As for the looks Gregor gives his pigeon, they’re increasingly worried. Her health still seems precarious, so he attempts to get her back in shape by varying her diet or taking her for walks along the Hudson and on the beaches of Long Island, to build up her strength with sea air, or, trying out his old theories, with light electric shocks he administers with an ancient dynamo. One fine morning, he even sends her on a vacation, entrusting her to his errand boy—whose parents live in the country—with an absolutely endless list of dos and don’ts. Naturally he hates to part with her, but he’ll try anything to restore her health, which a week of fresh air can only improve.
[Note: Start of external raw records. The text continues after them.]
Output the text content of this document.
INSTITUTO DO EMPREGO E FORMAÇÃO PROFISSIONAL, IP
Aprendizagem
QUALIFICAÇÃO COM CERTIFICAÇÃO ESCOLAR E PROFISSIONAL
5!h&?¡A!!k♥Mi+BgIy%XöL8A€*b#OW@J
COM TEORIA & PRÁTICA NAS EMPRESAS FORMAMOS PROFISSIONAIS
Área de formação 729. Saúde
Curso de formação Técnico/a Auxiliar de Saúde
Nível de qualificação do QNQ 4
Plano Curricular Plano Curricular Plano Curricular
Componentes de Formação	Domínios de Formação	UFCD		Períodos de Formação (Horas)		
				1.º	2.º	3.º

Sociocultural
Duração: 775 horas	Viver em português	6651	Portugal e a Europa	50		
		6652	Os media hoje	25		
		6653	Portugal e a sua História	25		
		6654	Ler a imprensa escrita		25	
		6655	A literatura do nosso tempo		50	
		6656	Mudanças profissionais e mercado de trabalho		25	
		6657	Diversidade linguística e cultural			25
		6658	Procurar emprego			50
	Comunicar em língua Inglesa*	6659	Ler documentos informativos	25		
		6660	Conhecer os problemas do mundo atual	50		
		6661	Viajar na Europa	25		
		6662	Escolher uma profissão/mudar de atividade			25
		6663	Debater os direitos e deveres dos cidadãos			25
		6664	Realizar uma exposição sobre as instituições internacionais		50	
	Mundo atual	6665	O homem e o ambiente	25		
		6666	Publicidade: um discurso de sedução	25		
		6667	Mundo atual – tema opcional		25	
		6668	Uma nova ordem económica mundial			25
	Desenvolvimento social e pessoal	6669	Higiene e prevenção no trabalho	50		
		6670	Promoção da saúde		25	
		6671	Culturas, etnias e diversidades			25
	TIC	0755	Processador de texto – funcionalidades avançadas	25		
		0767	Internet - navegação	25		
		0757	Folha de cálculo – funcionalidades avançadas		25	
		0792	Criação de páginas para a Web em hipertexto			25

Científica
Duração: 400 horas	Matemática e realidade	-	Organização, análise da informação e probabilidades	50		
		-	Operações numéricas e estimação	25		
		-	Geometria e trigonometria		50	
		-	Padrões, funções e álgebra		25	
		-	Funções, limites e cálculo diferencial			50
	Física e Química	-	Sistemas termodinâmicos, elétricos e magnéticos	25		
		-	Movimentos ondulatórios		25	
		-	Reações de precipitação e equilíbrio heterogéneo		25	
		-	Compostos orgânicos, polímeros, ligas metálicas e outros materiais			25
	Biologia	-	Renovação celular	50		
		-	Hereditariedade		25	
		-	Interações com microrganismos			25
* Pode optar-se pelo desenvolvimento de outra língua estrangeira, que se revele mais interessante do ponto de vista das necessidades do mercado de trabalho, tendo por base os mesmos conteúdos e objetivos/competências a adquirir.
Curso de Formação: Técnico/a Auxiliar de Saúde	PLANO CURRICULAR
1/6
Gregor finds himself dreadfully alone by the end of that morning and spends a long dreary afternoon holed up in his room without managing to work—an increasingly frequent problem—or even read the papers, which he leafs through distractedly. He’s preparing to dine alone in his room a little earlier than usual when a clattering noise at the window makes him turn and she’s there, pecking weakly at the glass, exhausted from flying home on her own. And Gregor’s heart, when he lets her in, is pounding.
In the days that follow, nothing seems to go well, though. Indifferent at times to her food, the bird displays an extreme lassitude and there are moments when she seems dazed, moments soon marked by light coughing that grows hoarser, spasmodic, alarming, and coupled with fevers. In spite of his skill, Gregor must urgently summon a veterinarian. After long auscultations and palpations, a retinal exam, a blood pressure reading, and three taps of the reflex hammer, the doctor looks up at Gregor with doom in his eye. By way of a diagnosis, he slowly shakes his head. Like Madame de Beaumont, author of Beauty and the Beast, and the Lady of the Camellias, the Goncourt brothers’ heroine Germinie Lacerteux, Fantine, Claudia, Francine alias Mimi, and other classic heroines, alas—there is no doubt: the pigeon displays all the symptoms of tuberculosis, and that illness, in those days, was still a sentence of death.